- Born: 12 June 1921 (age 105) Nottingham, England
- Occupation: Actress
- Years active: 1946–2004
- Notable work: Dog Day Afternoon
- Spouse: Bernard Pollock ​ ​(m. 1961; died 2016)​

= Beulah Garrick =

British actress (born 1921)

Beulah Garrick (born 12 June 1921) is a British retired actress who appeared in films, television series, theatre plays, and commercials.

==Early life==
Beulah Garrick was born in Nottingham, England, and was encouraged to act by her mother, who along with her husband, was interested in show business and entertainment. She had two older brothers. Garrick started out in theatre in the 1940s. She attended Catholic boarding school.

== Career ==
In the 1950s, Garrick was considered to be "one of the top British character actresses". She played Mrs. Donner in a 1958 TV movie version of Johnny Belinda, with a cast that included Julie Harris and Christopher Plummer. In 1960, Garrick portrayed the housemaid Gladys in a TV movie version of Mrs. Miniver, which starred Maureen O'Hara and Leo Genn. In 1975, she played the role of Margaret in Dog Day Afternoon, one of the bank workers being taken hostage by Al Pacino's character.
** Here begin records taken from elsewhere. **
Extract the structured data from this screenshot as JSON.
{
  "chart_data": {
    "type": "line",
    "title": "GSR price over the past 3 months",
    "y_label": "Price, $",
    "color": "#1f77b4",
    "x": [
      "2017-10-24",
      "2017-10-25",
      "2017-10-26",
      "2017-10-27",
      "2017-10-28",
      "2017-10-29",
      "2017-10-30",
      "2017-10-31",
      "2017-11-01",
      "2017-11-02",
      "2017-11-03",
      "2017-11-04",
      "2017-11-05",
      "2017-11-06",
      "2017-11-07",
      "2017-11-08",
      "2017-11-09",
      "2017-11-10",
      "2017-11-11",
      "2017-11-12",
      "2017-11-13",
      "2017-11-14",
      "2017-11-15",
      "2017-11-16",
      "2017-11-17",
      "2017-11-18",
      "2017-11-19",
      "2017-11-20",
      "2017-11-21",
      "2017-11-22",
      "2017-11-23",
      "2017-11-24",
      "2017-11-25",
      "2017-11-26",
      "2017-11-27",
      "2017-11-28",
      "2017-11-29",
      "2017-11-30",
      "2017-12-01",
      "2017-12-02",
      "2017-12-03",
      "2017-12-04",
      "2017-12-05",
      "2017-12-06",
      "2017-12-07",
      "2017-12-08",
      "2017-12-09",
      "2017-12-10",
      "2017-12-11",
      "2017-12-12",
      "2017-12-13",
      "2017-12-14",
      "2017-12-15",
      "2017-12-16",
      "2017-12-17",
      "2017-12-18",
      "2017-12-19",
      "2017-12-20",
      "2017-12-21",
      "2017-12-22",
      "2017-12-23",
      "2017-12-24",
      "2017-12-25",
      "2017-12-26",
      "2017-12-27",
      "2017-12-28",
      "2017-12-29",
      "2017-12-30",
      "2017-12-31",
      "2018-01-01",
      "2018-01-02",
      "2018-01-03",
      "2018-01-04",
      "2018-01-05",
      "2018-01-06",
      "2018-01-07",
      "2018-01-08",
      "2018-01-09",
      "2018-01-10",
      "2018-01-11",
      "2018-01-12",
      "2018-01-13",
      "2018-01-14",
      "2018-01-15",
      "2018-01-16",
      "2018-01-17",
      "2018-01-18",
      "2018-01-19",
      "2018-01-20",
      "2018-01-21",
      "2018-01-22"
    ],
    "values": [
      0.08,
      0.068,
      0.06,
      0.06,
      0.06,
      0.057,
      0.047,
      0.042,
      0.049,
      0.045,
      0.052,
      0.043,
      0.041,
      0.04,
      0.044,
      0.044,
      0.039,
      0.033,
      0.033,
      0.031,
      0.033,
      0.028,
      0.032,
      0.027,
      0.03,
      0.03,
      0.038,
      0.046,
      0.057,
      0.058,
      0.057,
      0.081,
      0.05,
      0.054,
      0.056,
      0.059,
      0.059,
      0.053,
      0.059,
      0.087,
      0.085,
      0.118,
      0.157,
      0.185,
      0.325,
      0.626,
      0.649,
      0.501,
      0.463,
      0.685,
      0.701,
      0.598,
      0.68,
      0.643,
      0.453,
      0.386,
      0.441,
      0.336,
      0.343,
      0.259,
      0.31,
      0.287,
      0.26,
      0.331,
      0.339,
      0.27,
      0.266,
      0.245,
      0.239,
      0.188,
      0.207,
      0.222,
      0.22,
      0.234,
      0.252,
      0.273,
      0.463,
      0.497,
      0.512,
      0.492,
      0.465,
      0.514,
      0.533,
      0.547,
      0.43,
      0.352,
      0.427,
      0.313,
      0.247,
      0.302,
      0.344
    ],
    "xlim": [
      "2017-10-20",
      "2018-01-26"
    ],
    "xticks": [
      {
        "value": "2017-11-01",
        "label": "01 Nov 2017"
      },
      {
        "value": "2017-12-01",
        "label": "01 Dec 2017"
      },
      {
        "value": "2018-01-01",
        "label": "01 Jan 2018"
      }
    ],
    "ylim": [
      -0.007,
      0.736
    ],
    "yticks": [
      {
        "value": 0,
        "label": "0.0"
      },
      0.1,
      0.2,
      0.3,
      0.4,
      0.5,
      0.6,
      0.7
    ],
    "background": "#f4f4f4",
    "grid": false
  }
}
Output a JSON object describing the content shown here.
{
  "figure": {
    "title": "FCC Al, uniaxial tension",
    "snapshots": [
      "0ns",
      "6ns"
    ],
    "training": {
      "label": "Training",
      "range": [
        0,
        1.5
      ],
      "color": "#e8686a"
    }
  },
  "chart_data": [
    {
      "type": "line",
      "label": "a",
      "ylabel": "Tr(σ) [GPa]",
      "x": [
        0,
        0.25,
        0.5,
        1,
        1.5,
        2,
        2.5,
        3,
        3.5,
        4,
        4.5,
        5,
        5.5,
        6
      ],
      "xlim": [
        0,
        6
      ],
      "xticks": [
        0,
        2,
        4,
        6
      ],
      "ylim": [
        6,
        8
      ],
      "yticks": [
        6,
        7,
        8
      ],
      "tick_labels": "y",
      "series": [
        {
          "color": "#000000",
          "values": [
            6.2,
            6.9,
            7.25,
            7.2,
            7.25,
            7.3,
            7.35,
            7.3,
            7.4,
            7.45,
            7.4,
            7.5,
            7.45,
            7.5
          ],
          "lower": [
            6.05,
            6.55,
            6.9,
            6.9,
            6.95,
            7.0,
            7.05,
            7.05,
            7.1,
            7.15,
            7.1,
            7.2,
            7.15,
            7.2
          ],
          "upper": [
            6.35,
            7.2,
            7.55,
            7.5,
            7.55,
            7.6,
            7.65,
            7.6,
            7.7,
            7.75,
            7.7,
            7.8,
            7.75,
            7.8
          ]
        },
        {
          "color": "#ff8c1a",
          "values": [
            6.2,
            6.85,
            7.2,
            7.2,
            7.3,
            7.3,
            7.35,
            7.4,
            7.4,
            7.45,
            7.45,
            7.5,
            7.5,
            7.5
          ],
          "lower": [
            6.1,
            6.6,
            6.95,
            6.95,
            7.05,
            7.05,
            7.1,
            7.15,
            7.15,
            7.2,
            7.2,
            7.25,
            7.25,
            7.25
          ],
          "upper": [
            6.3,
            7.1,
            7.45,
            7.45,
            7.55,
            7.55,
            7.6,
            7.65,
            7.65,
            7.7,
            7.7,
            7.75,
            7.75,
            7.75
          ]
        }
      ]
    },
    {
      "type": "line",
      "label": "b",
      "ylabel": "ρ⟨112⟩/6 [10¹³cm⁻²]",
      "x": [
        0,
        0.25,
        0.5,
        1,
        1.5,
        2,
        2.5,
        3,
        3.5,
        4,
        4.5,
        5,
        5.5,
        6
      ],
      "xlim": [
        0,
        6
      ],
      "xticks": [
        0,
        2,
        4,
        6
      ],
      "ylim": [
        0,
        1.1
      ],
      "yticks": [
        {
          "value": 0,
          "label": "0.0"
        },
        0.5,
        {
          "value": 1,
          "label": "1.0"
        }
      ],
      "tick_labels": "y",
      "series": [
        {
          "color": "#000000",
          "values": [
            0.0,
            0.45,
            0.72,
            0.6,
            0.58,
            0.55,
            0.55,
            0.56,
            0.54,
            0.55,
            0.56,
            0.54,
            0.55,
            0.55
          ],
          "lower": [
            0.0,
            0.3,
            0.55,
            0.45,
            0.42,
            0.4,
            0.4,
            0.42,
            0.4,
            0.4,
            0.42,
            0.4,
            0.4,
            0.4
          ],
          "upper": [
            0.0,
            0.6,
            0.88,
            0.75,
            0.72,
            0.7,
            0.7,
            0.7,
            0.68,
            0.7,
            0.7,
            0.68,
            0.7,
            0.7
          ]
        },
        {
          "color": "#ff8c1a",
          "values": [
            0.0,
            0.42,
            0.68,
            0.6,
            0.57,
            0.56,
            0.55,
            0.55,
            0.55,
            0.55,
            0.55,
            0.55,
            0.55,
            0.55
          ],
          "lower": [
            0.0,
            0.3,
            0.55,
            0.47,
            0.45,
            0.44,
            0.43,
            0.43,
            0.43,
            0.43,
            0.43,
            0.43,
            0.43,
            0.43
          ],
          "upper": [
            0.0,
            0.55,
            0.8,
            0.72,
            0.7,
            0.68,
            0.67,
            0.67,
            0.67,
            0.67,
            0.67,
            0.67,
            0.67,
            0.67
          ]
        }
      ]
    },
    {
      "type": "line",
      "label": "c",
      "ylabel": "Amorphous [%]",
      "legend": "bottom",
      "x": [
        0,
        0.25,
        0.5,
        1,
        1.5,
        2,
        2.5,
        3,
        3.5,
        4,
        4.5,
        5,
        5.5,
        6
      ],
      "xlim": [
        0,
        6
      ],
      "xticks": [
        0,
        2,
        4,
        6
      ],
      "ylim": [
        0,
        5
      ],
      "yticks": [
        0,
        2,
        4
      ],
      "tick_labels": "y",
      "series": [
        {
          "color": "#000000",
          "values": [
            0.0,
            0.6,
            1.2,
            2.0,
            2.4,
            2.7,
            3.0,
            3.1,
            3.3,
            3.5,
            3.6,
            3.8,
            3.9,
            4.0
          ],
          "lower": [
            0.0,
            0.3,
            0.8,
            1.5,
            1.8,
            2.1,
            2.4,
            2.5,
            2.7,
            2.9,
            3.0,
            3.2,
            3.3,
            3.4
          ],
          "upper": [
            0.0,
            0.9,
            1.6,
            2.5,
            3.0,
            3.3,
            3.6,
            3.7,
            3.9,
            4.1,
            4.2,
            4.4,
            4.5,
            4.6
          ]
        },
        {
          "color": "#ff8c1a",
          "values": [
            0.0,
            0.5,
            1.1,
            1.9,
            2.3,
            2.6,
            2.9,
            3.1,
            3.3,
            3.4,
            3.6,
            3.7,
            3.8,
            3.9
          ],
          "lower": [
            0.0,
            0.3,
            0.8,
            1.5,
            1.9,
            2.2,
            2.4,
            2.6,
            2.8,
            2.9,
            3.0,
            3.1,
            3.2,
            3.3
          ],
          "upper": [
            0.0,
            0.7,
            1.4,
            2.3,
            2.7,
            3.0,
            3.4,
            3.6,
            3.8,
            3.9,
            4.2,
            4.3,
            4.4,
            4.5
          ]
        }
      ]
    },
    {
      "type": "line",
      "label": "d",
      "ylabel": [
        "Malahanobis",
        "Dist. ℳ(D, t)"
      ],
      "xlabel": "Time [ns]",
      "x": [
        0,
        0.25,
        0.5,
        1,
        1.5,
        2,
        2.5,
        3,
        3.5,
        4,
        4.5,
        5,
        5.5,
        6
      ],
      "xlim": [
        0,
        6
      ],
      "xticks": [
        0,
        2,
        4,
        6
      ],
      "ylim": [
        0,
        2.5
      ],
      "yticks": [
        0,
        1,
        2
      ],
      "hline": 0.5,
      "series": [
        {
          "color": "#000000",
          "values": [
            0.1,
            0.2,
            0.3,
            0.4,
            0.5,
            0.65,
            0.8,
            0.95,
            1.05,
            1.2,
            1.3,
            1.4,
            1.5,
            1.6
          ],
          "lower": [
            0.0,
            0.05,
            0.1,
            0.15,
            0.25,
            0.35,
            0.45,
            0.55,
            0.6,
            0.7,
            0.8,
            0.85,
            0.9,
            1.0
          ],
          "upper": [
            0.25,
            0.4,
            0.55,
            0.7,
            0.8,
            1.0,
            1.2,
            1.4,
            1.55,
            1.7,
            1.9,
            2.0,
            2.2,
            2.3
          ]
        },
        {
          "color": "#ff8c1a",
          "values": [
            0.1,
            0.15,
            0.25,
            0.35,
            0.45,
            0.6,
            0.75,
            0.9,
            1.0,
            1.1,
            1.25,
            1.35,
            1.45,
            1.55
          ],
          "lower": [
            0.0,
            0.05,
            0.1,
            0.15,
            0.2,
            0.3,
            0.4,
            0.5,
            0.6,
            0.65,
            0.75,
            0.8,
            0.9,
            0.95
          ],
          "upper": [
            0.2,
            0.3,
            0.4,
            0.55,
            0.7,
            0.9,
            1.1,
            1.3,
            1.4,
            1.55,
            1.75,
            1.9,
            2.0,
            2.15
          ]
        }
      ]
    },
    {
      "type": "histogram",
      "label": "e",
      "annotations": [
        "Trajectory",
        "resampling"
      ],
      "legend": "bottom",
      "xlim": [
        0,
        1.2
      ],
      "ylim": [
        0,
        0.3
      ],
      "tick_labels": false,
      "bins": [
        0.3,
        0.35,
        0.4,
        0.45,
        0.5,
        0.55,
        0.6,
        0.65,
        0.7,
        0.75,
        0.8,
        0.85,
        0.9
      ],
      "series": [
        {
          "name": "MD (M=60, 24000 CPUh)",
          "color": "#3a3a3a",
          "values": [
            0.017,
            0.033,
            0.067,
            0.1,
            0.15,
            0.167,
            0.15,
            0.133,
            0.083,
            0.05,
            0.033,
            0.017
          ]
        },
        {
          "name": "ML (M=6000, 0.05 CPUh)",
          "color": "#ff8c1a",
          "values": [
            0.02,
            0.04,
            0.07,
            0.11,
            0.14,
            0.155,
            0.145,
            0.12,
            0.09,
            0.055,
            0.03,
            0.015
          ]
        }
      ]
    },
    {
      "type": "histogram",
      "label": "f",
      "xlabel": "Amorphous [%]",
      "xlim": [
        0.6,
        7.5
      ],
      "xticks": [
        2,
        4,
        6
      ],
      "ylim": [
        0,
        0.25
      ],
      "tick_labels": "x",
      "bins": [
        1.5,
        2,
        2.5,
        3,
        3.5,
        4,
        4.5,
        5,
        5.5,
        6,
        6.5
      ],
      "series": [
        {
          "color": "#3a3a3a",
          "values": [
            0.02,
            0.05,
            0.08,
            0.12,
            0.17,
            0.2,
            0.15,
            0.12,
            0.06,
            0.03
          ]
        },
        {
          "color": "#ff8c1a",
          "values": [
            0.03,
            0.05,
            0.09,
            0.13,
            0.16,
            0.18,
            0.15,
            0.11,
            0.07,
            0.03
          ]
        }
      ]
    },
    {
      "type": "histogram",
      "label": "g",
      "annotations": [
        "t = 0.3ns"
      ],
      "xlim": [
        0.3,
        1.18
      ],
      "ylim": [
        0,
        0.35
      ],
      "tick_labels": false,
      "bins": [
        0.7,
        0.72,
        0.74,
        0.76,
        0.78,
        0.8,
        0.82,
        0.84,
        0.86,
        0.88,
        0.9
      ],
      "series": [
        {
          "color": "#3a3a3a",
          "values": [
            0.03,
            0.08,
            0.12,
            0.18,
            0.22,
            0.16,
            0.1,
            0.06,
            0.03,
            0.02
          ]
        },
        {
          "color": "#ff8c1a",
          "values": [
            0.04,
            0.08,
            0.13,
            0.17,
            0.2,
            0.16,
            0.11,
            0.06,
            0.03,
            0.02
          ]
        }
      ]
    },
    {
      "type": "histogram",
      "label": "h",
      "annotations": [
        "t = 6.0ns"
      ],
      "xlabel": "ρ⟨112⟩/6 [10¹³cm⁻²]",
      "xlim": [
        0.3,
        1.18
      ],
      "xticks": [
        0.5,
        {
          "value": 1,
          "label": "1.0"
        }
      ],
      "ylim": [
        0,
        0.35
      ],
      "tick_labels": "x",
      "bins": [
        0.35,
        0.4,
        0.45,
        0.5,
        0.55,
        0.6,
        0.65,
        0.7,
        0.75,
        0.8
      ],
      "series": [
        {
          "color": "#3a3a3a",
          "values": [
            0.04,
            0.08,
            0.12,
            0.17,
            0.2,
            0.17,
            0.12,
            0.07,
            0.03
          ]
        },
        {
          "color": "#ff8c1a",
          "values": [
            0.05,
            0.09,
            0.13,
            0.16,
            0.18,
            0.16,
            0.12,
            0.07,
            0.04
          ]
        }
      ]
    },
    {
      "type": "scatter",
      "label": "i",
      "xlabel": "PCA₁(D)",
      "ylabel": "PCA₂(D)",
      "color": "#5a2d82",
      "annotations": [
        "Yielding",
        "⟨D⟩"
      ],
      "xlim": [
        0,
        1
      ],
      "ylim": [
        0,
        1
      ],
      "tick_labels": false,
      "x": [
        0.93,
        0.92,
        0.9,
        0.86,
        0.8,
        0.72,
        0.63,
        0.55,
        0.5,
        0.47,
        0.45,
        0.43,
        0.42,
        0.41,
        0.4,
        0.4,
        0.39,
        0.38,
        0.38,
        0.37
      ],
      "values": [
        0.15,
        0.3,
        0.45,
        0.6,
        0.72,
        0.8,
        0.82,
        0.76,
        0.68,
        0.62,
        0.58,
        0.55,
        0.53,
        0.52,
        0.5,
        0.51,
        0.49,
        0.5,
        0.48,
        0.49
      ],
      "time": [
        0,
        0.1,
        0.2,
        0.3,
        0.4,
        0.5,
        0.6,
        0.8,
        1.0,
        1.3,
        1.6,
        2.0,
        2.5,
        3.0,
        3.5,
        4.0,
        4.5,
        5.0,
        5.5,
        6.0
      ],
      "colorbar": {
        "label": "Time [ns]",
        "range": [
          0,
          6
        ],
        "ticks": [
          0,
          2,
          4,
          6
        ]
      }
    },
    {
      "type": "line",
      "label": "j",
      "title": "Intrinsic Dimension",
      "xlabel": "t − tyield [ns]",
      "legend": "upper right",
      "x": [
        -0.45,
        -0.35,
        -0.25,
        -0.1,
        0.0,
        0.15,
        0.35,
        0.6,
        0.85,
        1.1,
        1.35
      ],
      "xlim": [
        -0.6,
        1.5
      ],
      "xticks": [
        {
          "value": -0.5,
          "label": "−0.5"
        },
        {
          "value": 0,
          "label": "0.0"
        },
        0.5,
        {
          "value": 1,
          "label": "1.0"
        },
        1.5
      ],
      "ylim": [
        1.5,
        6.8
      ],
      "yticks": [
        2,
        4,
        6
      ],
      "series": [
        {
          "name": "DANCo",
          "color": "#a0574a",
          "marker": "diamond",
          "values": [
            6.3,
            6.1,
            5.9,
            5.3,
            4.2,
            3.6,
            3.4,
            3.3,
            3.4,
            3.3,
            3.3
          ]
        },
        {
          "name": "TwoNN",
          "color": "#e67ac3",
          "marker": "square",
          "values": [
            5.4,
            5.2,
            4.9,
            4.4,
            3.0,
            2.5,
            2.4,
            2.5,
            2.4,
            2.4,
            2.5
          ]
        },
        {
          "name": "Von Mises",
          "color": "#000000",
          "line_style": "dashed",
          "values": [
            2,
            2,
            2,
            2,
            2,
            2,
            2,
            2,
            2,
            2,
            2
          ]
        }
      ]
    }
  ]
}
Between 1981 and 1983, Garrick appeared in several episodes of the American soap opera Guiding Light. Throughout her career, she appeared in numerous Broadway productions.

==Personal life==
Garrick turned 100 on 12 June 2021. In 1961, she married Bernard Pollock, an actor and stage manager; they lived in Manhattan and East Hampton, Long Island. Widowed since 2016, when her husband died aged 96, she lives in the Northwest Woods area of East Hampton.